Incremental Load Pattern: Stage + Base Table Design

A practical design pattern using Stage and Base tables with surrogate keys and checksum tracking for clean, auditable incremental loads

Is This How Everyone Does It?

Short answer: no. This is a design pattern — one approach that works well for a specific class of data engineering problems. Teams at companies like Meta or Amazon are dealing with petabyte-scale distributed systems and often build entirely different architectures optimized for their constraints. The right pattern depends on your data volume, team skill set, tooling, and SLA requirements.

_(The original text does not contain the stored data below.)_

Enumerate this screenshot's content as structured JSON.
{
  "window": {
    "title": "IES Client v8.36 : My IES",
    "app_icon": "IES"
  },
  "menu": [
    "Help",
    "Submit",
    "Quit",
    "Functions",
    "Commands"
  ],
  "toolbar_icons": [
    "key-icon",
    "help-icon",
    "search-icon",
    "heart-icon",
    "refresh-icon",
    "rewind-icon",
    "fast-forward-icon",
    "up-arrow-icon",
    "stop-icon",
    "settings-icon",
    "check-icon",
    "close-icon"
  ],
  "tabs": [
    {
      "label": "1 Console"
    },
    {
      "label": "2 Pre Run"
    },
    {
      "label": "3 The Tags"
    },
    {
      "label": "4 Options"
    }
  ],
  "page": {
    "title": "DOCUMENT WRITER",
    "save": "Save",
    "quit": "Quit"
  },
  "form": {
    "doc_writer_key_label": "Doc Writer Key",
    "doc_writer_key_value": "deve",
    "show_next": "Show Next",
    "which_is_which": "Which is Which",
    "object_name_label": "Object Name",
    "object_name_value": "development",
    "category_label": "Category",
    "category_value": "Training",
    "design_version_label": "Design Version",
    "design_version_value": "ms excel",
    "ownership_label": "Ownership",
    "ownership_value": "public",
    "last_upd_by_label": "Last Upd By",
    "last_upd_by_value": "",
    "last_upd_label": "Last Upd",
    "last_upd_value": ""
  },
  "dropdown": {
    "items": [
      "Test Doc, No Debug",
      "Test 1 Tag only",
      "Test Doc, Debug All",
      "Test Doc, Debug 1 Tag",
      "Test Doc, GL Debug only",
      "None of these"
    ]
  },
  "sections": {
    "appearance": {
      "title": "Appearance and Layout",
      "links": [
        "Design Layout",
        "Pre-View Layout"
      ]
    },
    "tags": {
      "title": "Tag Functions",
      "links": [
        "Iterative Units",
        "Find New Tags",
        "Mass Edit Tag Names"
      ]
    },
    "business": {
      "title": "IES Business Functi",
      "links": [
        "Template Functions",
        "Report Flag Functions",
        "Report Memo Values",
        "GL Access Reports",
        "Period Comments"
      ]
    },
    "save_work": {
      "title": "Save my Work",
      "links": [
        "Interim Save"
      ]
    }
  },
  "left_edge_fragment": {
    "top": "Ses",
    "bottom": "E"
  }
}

What's described here is a clean, practical pattern for teams running SQL-based ETL pipelines against a traditional or cloud data warehouse.

The Two-Table Pattern: Stage + Base

The design rests on a strict separation of responsibilities between two layers:

Layer	Table	Responsibility
Stage	`STG_CUSTOMERS`	All ETL transformation logic runs here
Base	`BASE_CUSTOMERS`	Clean, versioned history — what users query

The rule is simple: every piece of ETL logic belongs in the load into STG. Field mapping, type casting, deduplication, business rules, derived columns — all of it happens before you touch Base. STG is where you do the work.

Once STG is loaded and validated, the move from STG → Base is a one-to-one copy using the incremental merge logic described below. This is sometimes called a kill-and-fill on the current records — you're not rebuilding from scratch, you're applying a clean diff.

Source System
     │
     ▼  (all ETL logic lives here)
┌──────────┐
│   STG    │
│ (staging)│
└──────────┘
     │
     │  one-to-one incremental copy
     ▼
┌──────────┐
│   BASE   │  ◀── Users query here
│  (base)  │
└──────────┘

This separation keeps Base predictable. You always know exactly what's in it because the only way data gets there is through a controlled, well-defined merge from STG.

The Two Tracking Columns

This pattern implements SCD Type 2 (Slowly Changing Dimension Type 2) — a standard technique for maintaining full history as attributes change over time. It runs on two columns:

1. `SURROGATE_KEY`

A hash of the business/natural key — the attribute that uniquely identifies who this person or entity is. For customer data, that's typically something like SSN.

SURROGATE_KEY = MD5(ssn)

This never changes. The same person always hashes to the same surrogate key regardless of how many times their address or phone number changes. It's purely an identity question: is this person already in Base?

2. `CHKSUMTXT`

A hash of the attributes you care about tracking changes for — the things that describe the entity. For a customer, that might be:

First name
Last name
Address
Phone number

CHKSUMTXT = MD5(CONCAT(first_name, last_name, address, phone))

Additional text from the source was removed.